In discussions on metabolism and stress, scientists noted how cells adapt to environmental signals. Plant EVs, rich in metabolites and regulatory RNAs, could encourage cells to adopt more balanced, resilient states. This connects directly with NutriEV’s aim to develop nutritional vesicles as tools for precision health and disease prevention. 

Technological advances showcased at the meeting, such as single-cell multi-omics, sophisticated placenta-on-chip systems, and advanced organoid platforms, offered practical tools for NutriEV’s mission. These innovations will help the project trace how plant vesicles interact with human cells and verify their therapeutic potential in detail. 
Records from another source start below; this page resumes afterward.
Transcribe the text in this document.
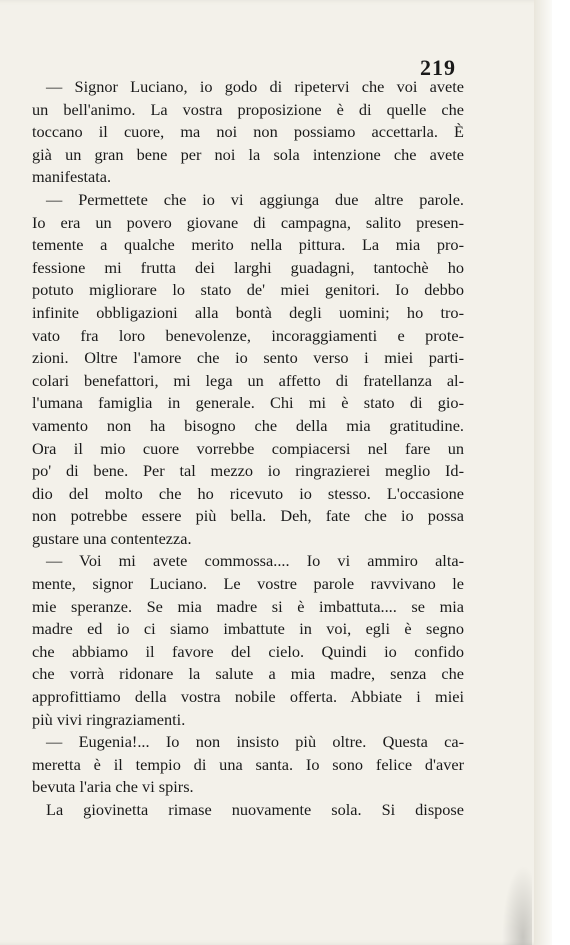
219
— Signor Luciano, io godo di ripetervi che voi avete
un bell'animo. La vostra proposizione è di quelle che
toccano il cuore, ma noi non possiamo accettarla. È
già un gran bene per noi la sola intenzione che avete
manifestata.
— Permettete che io vi aggiunga due altre parole.
Io era un povero giovane di campagna, salito presen-
temente a qualche merito nella pittura. La mia pro-
fessione mi frutta dei larghi guadagni, tantochè ho
potuto migliorare lo stato de' miei genitori. Io debbo
infinite obbligazioni alla bontà degli uomini; ho tro-
vato fra loro benevolenze, incoraggiamenti e prote-
zioni. Oltre l'amore che io sento verso i miei parti-
colari benefattori, mi lega un affetto di fratellanza al-
l'umana famiglia in generale. Chi mi è stato di gio-
vamento non ha bisogno che della mia gratitudine.
Ora il mio cuore vorrebbe compiacersi nel fare un
po' di bene. Per tal mezzo io ringrazierei meglio Id-
dio del molto che ho ricevuto io stesso. L'occasione
non potrebbe essere più bella. Deh, fate che io possa
gustare una contentezza.
— Voi mi avete commossa.... Io vi ammiro alta-
mente, signor Luciano. Le vostre parole ravvivano le
mie speranze. Se mia madre si è imbattuta.... se mia
madre ed io ci siamo imbattute in voi, egli è segno
che abbiamo il favore del cielo. Quindi io confido
che vorrà ridonare la salute a mia madre, senza che
approfittiamo della vostra nobile offerta. Abbiate i miei
più vivi ringraziamenti.
— Eugenia!... Io non insisto più oltre. Questa ca-
meretta è il tempio di una santa. Io sono felice d'aver
bevuta l'aria che vi spirs.
La giovinetta rimase nuovamente sola. Si dispose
By the end of the conference, one message resonated: vesicles are universal messengers of life. Whether they come from humans, microbes, or plants, their biological cargo and the body’s response are what truly matter. This idea, deeply aligned with NutriEV’s philosophy, points to a future where food-derived vesicles are recognised not just as nutrients, but as active communicators between kingdoms of life. 

As the meeting drew to a close, Professor Vainio summarised the collective insight: This supports NUTRIEV’s view that plant nanovesicles are not simple supplements but conserved cross-kingdom messengers capable of influencing maternal–fetal signaling, gut–immune balance, metabolic regulation, and early disease processes. The meeting offered strong mechanistic backing for this direction. 

The forest at Hyytiälä may have fallen quiet after the lively debates, but the echoes of those ideas continue to shape how we see nutrition and development. For NutriEV, the meeting provided not only validation but also inspiration, a mechanistic framework for how food might speak the language of life itself.